Italian football manager (born 1964)

Bruno Tedino (born 13 August 1964) is an Italian professional football coach and former player, currently in charge of Union Clodiense Chioggia.

==Managerial career==
After a short career as a player cut short by an injury at the age of 22, Tedino turned to management and took his first role in 1986 as youth coach of Sandonà. He then also served as youth coach for other teams such as Treviso, Conegliano and Montebelluna.

From 1995 to 1997 he worked as youth coach of Venezia, during the ownership of Maurizio Zamparini. He took over his first professional head coaching role in 1997, at the age of 32, with Serie C2 club Sandonà. He successively worked as head coach for a variety of other Northern Italian teams in the lower leagues, such as Novara, Pordenone, Südtirol, Pistoiese, Sangiovannese and Città di Jesolo (then SandonàJesolo).

In 2013, he was personally picked by Arrigo Sacchi, then coordinator of the Italian youth national teams, as the new head coach of the Italy U16; he was successively promoted in charge of the Italy U17 one year later. In 2015 he left his role in order to accept an offer from Pordenone; after the club was readmitted to Lega Pro to fill a vacancy, he guided it to two consecutive promotion playoff participation in 2016 and 2017, losing to Pisa and Parma (the latter on penalties) at the semi-finals in both occasions.

On 22 June 2017, it was announced he was the new head coach of Serie B club Palermo, in what would represent his first appearance in the second tier of Italian football, as well as his first coaching experience in Southern Italy. Under his managership, Palermo ended the first half of the season in first place, but experienced a decline in results towards the end of the season, resulting to the Rosanero being overtaken by Empoli and reached by Frosinone and Parma; a 0–3 loss to Venezia which put automatic promotion in danger with five games to go eventually led to Tedino being removed from his coaching post and replaced by Roberto Stellone on 28 April 2018.

In June 2018, he returned to Palermo, being named as head coach for the 2018–19 Serie B campaign after the club missed promotion to Serie A following a two-legged defeat to Frosinone in the playoff finals. After a lackluster start to the season, he was however sacked again on 26 September 2018 following a 1–2 loss to Brescia.

On 1 July 2019, Tedino was announced as new head coach of Serie C club Teramo. He was dismissed on 16 February 2020 due to poor results.

On 17 August 2020, he replaced Roberto Boscaglia as manager of Serie B side Virtus Entella. He was dismissed on 23 November 2020 following a dismal start to the season.

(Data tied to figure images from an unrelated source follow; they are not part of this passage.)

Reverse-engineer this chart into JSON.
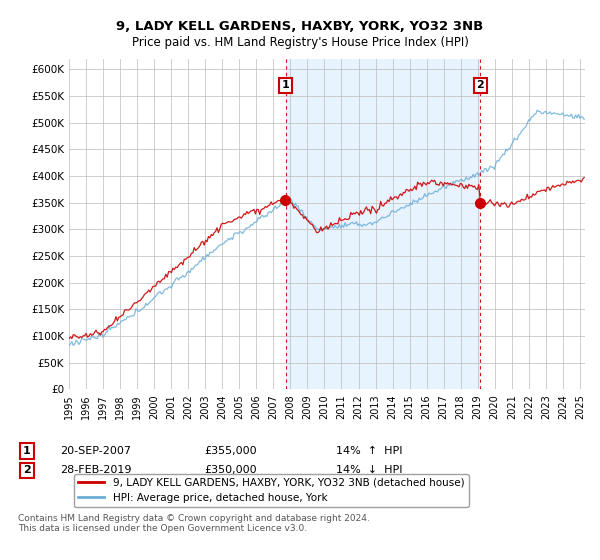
{
  "title": "9, LADY KELL GARDENS, HAXBY, YORK, YO32 3NB",
  "subtitle": "Price paid vs. HM Land Registry's House Price Index (HPI)",
  "ylim": [
    0,
    620000
  ],
  "xlim_start": 1995.0,
  "xlim_end": 2025.3,
  "sale1_date": 2007.72,
  "sale1_price": 355000,
  "sale2_date": 2019.16,
  "sale2_price": 350000,
  "red_color": "#cc0000",
  "blue_color": "#6baed6",
  "shade_color": "#ddeeff",
  "legend_line1": "9, LADY KELL GARDENS, HAXBY, YORK, YO32 3NB (detached house)",
  "legend_line2": "HPI: Average price, detached house, York",
  "footnote": "Contains HM Land Registry data © Crown copyright and database right 2024.\nThis data is licensed under the Open Government Licence v3.0.",
  "background_color": "#ffffff"
}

On 18 October 2021, Tedino signed a one-year contract with Serie B club Pordenone, thus returning in charge of the Ramarri four years after his departure in 2017. On 12 May 2022, after failing to save Pordenone from relegation, the club announced Tedino would not be confirmed as head coach.

On 11 October 2022, he was hired by Serie C club Trento. He was dismissed on 10 October 2024.

On 18 January 2025, Tedino took over at bottom-placed Serie C club Union Clodiense Chioggia.